Make sure you’ve trained the model from part 1

import hls4ml
import plotting

config = hls4ml.utils.config_from_keras_model(model, granularity='name', backend='Vitis')
config['LayerName']['softmax']['exp_table_t'] = 'ap_fixed<18,8>'
config['LayerName']['softmax']['inv_table_t'] = 'ap_fixed<18,4>'
print("-----------------------------------")
plotting.print_dict(config)
print("-----------------------------------")
hls_model = hls4ml.converters.convert_from_keras_model(
    model, hls_config=config, backend='Vitis', output_dir='model_3/hls4ml_prj', part='xcu250-figd2104-2L-e'
)
hls_model.compile()

y_qkeras = model.predict(np.ascontiguousarray(X_test))
y_hls = hls_model.predict(np.ascontiguousarray(X_test))
np.save('model_3/y_qkeras.npy', y_qkeras)
np.save('model_3/y_hls.npy', y_hls)

%matplotlib inline
from sklearn.metrics import accuracy_score
from tensorflow.keras.models import load_model

model_ref = load_model('model_1/KERAS_check_best_model.h5')
y_ref = model_ref.predict(X_test)

print("Accuracy baseline:  {}".format(accuracy_score(np.argmax(y_test, axis=1), np.argmax(y_ref, axis=1))))
print("Accuracy pruned, quantized: {}".format(accuracy_score(np.argmax(y_test, axis=1), np.argmax(y_qkeras, axis=1))))
print("Accuracy hls4ml: {}".format(accuracy_score(np.argmax(y_test, axis=1), np.argmax(y_hls, axis=1))))

fig, ax = plt.subplots(figsize=(9, 9))
_ = plotting.makeRoc(y_test, y_ref, classes)
plt.gca().set_prop_cycle(None)  # reset the colors
_ = plotting.makeRoc(y_test, y_qkeras, classes, linestyle='--')
plt.gca().set_prop_cycle(None)  # reset the colors
_ = plotting.makeRoc(y_test, y_hls, classes, linestyle=':')

from matplotlib.lines import Line2D

lines = [Line2D([0], [0], ls='-'), Line2D([0], [0], ls='--'), Line2D([0], [0], ls=':')]
from matplotlib.legend import Legend

leg = Legend(ax, lines, labels=['baseline', 'pruned, quantized', 'hls4ml'], loc='lower right', frameon=False)
ax.add_artist(leg)

Synthesize#

Now let’s synthesize this quantized, pruned model.

The synthesis will take a while

While the C-Synthesis is running, we can monitor the progress looking at the log file by opening a terminal from the notebook home, and executing:

tail -f model_3/hls4ml_prj/vitis_hls.log

hls_model.build(csim=False)

Check the reports#

Print out the reports generated by Vitis HLS. Pay attention to the Utilization Estimates’ section in particular this time.

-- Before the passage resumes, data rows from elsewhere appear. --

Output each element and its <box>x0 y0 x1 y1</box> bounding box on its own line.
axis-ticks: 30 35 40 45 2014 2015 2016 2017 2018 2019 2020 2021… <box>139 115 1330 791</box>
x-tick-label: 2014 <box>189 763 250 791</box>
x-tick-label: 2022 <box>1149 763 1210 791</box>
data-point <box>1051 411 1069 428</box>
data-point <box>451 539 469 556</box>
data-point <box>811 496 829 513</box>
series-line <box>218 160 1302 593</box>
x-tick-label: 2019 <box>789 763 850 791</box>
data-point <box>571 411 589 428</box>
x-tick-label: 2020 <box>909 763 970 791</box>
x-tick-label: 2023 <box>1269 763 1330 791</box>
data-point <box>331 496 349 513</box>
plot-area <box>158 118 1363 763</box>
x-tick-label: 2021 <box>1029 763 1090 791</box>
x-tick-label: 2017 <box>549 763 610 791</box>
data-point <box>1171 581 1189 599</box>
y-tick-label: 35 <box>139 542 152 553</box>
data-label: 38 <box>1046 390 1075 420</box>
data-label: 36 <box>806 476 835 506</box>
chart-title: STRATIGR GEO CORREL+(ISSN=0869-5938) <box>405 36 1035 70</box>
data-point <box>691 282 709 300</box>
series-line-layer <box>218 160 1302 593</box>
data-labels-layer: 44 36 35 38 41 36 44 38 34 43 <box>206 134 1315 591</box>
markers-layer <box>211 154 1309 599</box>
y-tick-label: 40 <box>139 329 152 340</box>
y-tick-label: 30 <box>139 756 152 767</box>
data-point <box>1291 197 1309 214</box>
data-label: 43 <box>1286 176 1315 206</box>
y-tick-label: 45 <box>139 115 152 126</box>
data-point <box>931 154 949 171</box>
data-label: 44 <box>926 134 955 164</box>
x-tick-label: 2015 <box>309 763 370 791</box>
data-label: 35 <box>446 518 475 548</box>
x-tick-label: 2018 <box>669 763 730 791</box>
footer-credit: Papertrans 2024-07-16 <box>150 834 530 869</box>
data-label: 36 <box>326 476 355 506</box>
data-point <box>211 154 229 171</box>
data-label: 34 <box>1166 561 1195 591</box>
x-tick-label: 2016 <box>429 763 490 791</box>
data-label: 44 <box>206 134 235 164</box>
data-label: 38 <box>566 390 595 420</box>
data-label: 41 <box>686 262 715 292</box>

hls4ml.report.read_vivado_report('model_3/hls4ml_prj')

Print the report for the model trained in part 1. Now, compared to the model from part 1, this model has been trained with low-precision quantization, and 75% pruning. You should be able to see that we have saved a lot of resource compared to where we started in part 1. At the same time, referring to the ROC curve above, the model performance is pretty much identical even with this drastic compression!

Note you need to have trained and synthesized the model from part 1

hls4ml.report.read_vivado_report('model_1/hls4ml_prj')

Print the report for the model trained in part 3. Both these models were trained with 75% sparsity, but the new model uses 6-bit precision as well. You can see how Vitis HLS has moved multiplication operations from DSPs into LUTs, reducing the “critical” resource usage.

Note you need to have trained and synthesized the model from part 3

hls4ml.report.read_vivado_report('model_2/hls4ml_prj')

NB#

Note as well that the Vitis HLS resource estimates tend to overestimate LUTs, while generally estimating the DSPs correctly. Running the subsequent stages of FPGA compilation reveals the more realistic resource usage, You can run the next step, ‘logic synthesis’ with hls_model.build(synth=True, vsynth=True), but we skipped it in this tutorial in the interest of time.